Europa wordt geconfronteerd met mogelijke energierantsoenering en stroomuitval in de nasleep van de oorlog in Oekraïne, waardoor sommige belangrijke diensten zoals noodoproepen en infrastructuur zoals telecomnetwerken deze winter op de proef worden gesteld.

Enkele van Europa's topmanagers in de telecomsector, waaronder de baas van Orange, hebben onlangs hun bezorgdheid hierover geuit.

De gezamenlijke brief die maandag is verstuurd, is de eerste formele stap van de Europese Telecommunicatie Netwerk Operators (ETNO) en de European Emergency Number Association (EENA) om druk uit te oefenen op het uitvoerend orgaan van de Europese Unie om in te grijpen.

ETNO vertegenwoordigt voormalige telefoonmonopolies zoals het Duitse Deutsche Telekom, het Spaanse Telefonica en Telecom Italia, terwijl EENA meer dan 1500 vertegenwoordigers van hulpdiensten uit meer dan 80 landen vertegenwoordigt.

"Als telecommunicatienetwerken onderhevig zijn aan geplande onderbrekingen, lopen burgers het risico dat ze geen toegang hebben tot communicatiediensten voor de duur van de onderbreking, inclusief noodcommunicatie," aldus de brief die ondertekend is door de hoofden van EENA en ETNO.

Als er tijdens de winter gerantsoeneerd wordt, zouden bepaalde diensten zoals ziekenhuizen, politiediensten en voedselproductiefaciliteiten volgens de huidige plannen voorrang krijgen om ervoor te zorgen dat er zo min mogelijk gevolgen zijn als er een stroomstoring optreedt.

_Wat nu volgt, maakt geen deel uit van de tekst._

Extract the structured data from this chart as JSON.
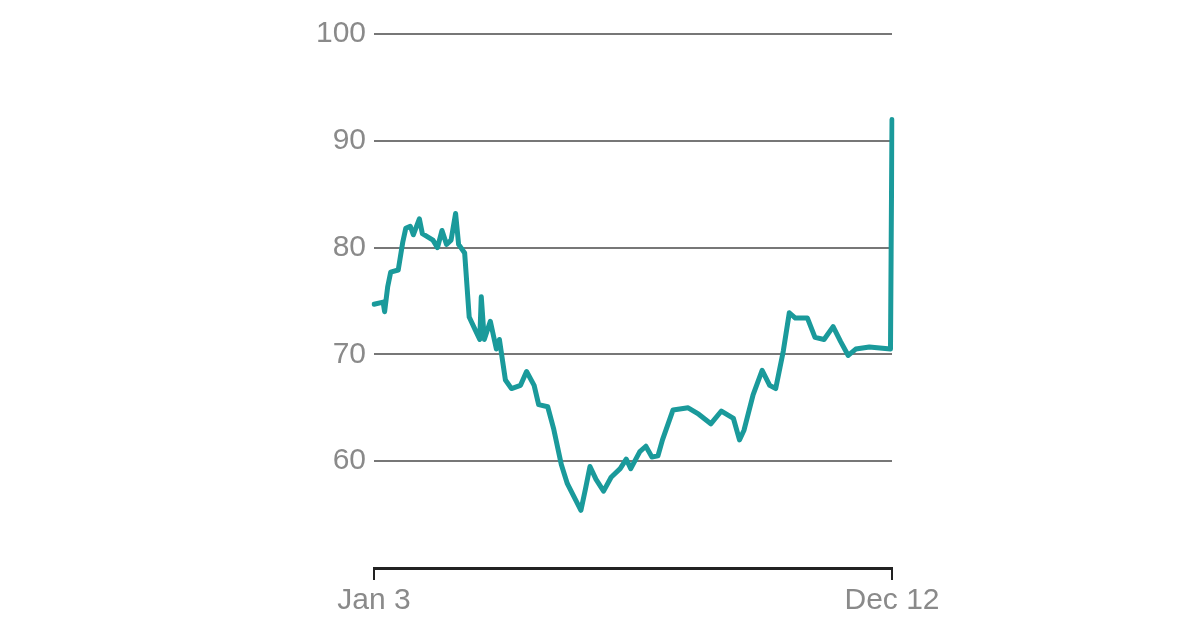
{
  "chart_data": {
    "type": "line",
    "color": "#1a9a9b",
    "categories": [
      "Jan 3",
      null,
      null,
      null,
      null,
      null,
      null,
      null,
      null,
      null,
      null,
      null,
      null,
      null,
      null,
      null,
      null,
      null,
      null,
      null,
      null,
      null,
      null,
      null,
      null,
      null,
      null,
      null,
      null,
      null,
      null,
      null,
      null,
      null,
      null,
      null,
      null,
      null,
      null,
      null,
      null,
      null,
      null,
      null,
      null,
      null,
      null,
      null,
      null,
      null,
      null,
      null,
      null,
      null,
      null,
      null,
      null,
      null,
      null,
      null,
      null,
      null,
      null,
      null,
      null,
      null,
      null,
      null,
      null,
      null,
      null,
      null,
      null,
      null,
      null,
      null,
      null,
      null,
      null,
      null,
      null,
      null,
      null,
      null,
      null,
      null,
      null,
      null,
      null,
      null,
      null,
      null,
      null,
      null,
      null,
      null,
      null,
      null,
      null,
      null,
      null,
      null,
      null,
      null,
      null,
      null,
      null,
      null,
      null,
      null,
      null,
      null,
      null,
      null,
      null,
      null,
      null,
      null,
      null,
      null,
      null,
      null,
      null,
      null,
      null,
      null,
      null,
      null,
      null,
      null,
      null,
      null,
      null,
      null,
      null,
      null,
      null,
      null,
      null,
      null,
      null,
      null,
      null,
      null,
      null,
      null,
      null,
      null,
      null,
      null,
      null,
      null,
      null,
      null,
      null,
      null,
      null,
      null,
      null,
      null,
      null,
      null,
      null,
      null,
      null,
      null,
      null,
      null,
      null,
      null,
      null,
      null,
      null,
      null,
      null,
      null,
      null,
      null,
      null,
      null,
      null,
      null,
      null,
      null,
      null,
      null,
      null,
      null,
      null,
      null,
      null,
      null,
      null,
      null,
      null,
      null,
      null,
      null,
      null,
      null,
      null,
      null,
      null,
      null,
      null,
      null,
      null,
      null,
      null,
      null,
      null,
      null,
      null,
      null,
      null,
      null,
      null,
      null,
      null,
      null,
      null,
      null,
      null,
      null,
      null,
      null,
      null,
      null,
      null,
      null,
      null,
      null,
      null,
      null,
      null,
      null,
      null,
      null,
      null,
      null,
      null,
      null,
      null,
      null,
      null,
      null,
      null,
      null,
      null,
      null,
      null,
      null,
      null,
      null,
      null,
      null,
      null,
      null,
      null,
      null,
      null,
      null,
      null,
      null,
      null,
      null,
      null,
      null,
      null,
      null,
      null,
      null,
      null,
      null,
      null,
      null,
      null,
      null,
      null,
      null,
      null,
      null,
      null,
      null,
      null,
      null,
      null,
      null,
      null,
      null,
      null,
      null,
      null,
      null,
      null,
      null,
      null,
      null,
      null,
      null,
      null,
      null,
      null,
      null,
      null,
      null,
      null,
      null,
      null,
      null,
      null,
      null,
      null,
      null,
      null,
      null,
      null,
      null,
      null,
      null,
      null,
      null,
      null,
      null,
      null,
      null,
      null,
      null,
      null,
      null,
      null,
      null,
      null,
      null,
      null,
      null,
      null,
      null,
      null,
      null,
      null,
      null,
      null,
      "Dec 12"
    ],
    "values": [
      74.7,
      null,
      null,
      null,
      null,
      null,
      74.9,
      74.0,
      null,
      76.3,
      null,
      77.7,
      null,
      null,
      null,
      null,
      77.9,
      null,
      null,
      80.5,
      null,
      81.8,
      null,
      null,
      82.0,
      null,
      81.2,
      null,
      null,
      null,
      82.7,
      null,
      81.3,
      null,
      null,
      null,
      null,
      null,
      null,
      80.7,
      null,
      null,
      80.0,
      null,
      null,
      81.6,
      null,
      null,
      80.3,
      null,
      null,
      80.7,
      null,
      null,
      83.2,
      null,
      80.3,
      null,
      null,
      null,
      79.5,
      null,
      null,
      73.5,
      null,
      null,
      null,
      72.3,
      null,
      null,
      71.4,
      75.4,
      null,
      71.4,
      null,
      null,
      null,
      73.1,
      null,
      null,
      null,
      70.5,
      null,
      71.4,
      null,
      null,
      null,
      67.6,
      null,
      null,
      null,
      66.8,
      null,
      null,
      null,
      null,
      null,
      67.1,
      null,
      null,
      null,
      68.4,
      null,
      null,
      null,
      null,
      67.1,
      null,
      null,
      65.3,
      null,
      null,
      null,
      null,
      null,
      65.1,
      null,
      null,
      null,
      63.0,
      null,
      null,
      null,
      null,
      59.7,
      null,
      null,
      null,
      57.9,
      null,
      null,
      null,
      null,
      null,
      null,
      null,
      null,
      55.4,
      null,
      null,
      57.4,
      null,
      null,
      59.5,
      null,
      null,
      null,
      58.3,
      null,
      null,
      null,
      null,
      57.2,
      null,
      null,
      null,
      null,
      58.5,
      null,
      null,
      null,
      null,
      null,
      59.3,
      null,
      null,
      null,
      60.2,
      null,
      null,
      59.3,
      null,
      null,
      null,
      null,
      null,
      60.9,
      null,
      null,
      null,
      61.4,
      null,
      null,
      null,
      60.4,
      null,
      null,
      null,
      60.5,
      null,
      null,
      62.0,
      null,
      null,
      null,
      null,
      null,
      null,
      64.8,
      null,
      null,
      null,
      null,
      null,
      null,
      null,
      null,
      null,
      65.0,
      null,
      null,
      null,
      null,
      null,
      null,
      64.4,
      null,
      null,
      null,
      null,
      null,
      null,
      null,
      63.5,
      null,
      null,
      null,
      null,
      null,
      null,
      64.7,
      null,
      null,
      null,
      null,
      null,
      null,
      null,
      64.0,
      null,
      null,
      null,
      62.0,
      null,
      null,
      62.9,
      null,
      null,
      null,
      null,
      null,
      66.2,
      null,
      null,
      null,
      null,
      null,
      68.5,
      null,
      null,
      null,
      null,
      67.1,
      null,
      null,
      null,
      66.8,
      null,
      null,
      null,
      null,
      70.3,
      null,
      null,
      null,
      73.9,
      null,
      null,
      null,
      73.4,
      null,
      null,
      null,
      null,
      null,
      null,
      null,
      73.4,
      null,
      null,
      null,
      null,
      71.6,
      null,
      null,
      null,
      null,
      null,
      71.4,
      null,
      null,
      null,
      null,
      null,
      72.6,
      null,
      null,
      null,
      null,
      71.2,
      null,
      null,
      null,
      null,
      69.9,
      null,
      null,
      null,
      null,
      70.5,
      null,
      null,
      null,
      null,
      null,
      null,
      null,
      null,
      70.7,
      null,
      null,
      null,
      null,
      null,
      null,
      null,
      null,
      null,
      null,
      null,
      null,
      null,
      70.5,
      92.0
    ],
    "ylim": [
      50,
      100
    ],
    "yticks": [
      60,
      70,
      80,
      90,
      100
    ],
    "grid": "y",
    "legend": false,
    "marker": "none",
    "line_style": "solid"
  }
}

De meeste Public Safety Answering Points (PSAP's) - callcenters die noodoproepen doorverbinden - zijn al aangemerkt als kritieke infrastructuur, aldus de brief, wat betekent dat alle redelijke maatregelen genomen zullen worden om ervoor te zorgen dat ze niet getroffen worden door stroomuitval.

Maar hulpdiensten en telecomoperatoren zijn bezorgd dat telecominfrastructuur, die voor haar werking afhankelijk is van een aansluiting op het elektriciteitsnet, in sommige landen niet als kritieke infrastructuur wordt aangemerkt.

"Wij zijn bezorgd dat telecommunicatienetwerken niet op de lijst van prioritaire sectoren zijn geplaatst," zei EENA, dat de Europese Commissie opriep om er samen met de lidstaten voor te zorgen dat de energietoevoer naar de netwerken op peil blijft als er stroomuitval optreedt, zodat burgers toegang hebben tot de hulpdiensten.

EENA legde deze zorgen ook vast in een verklaring op haar website nadat Reuters in september meldde dat functionarissen uit de telecomsector vreesden dat het elektriciteitsnet de stroomrantsoenering niet zou aankunnen.

De brief werd gestuurd naar Ditte Juul Jorgensen, directeur-generaal van de afdeling energie van de EU-Commissie, en haar tegenhanger bij de afdeling communicatienetwerken, Roberto Viola.

De Commissie reageerde niet onmiddellijk op een verzoek om commentaar.

KOSTBAAR EN KWETSBAAR

In de brief van maandag benadrukten EENA en ETNO ook dat alle back-upoplossingen duur en kwetsbaar zijn.

"Onze ervaring is dat batterijen en dieselgeneratoren in mobiele basisstations een gemakkelijk doelwit zijn voor vandalisme en diefstal, en dat de onderhoudskosten hoog zijn", aldus de brief.

"Uitbreiding van de huidige beperkte eigen back-up energievoorziening van telecommunicatienetwerken is geen optie, omdat dit niet alleen extreem duur zou zijn, maar ook omdat een dergelijke uitbreiding jaren zou duren," stond er.

Frankrijk, Zweden en Duitsland proberen ervoor te zorgen dat de communicatie door kan gaan, zelfs als stroomstoringen de back-upbatterijen uitputten die geïnstalleerd zijn op de duizenden mobiele antennes die over hun grondgebied verspreid staan.

Maar momenteel zijn er in veel Europese landen niet genoeg back-upsystemen om wijdverspreide stroomstoringen op te vangen, aldus bronnen in de telecomindustrie.

Europa heeft bijna een half miljoen telecommunicatietorens, en de meeste daarvan hebben noodbatterijen voor de mobiele antennes die ongeveer 30 minuten meegaan.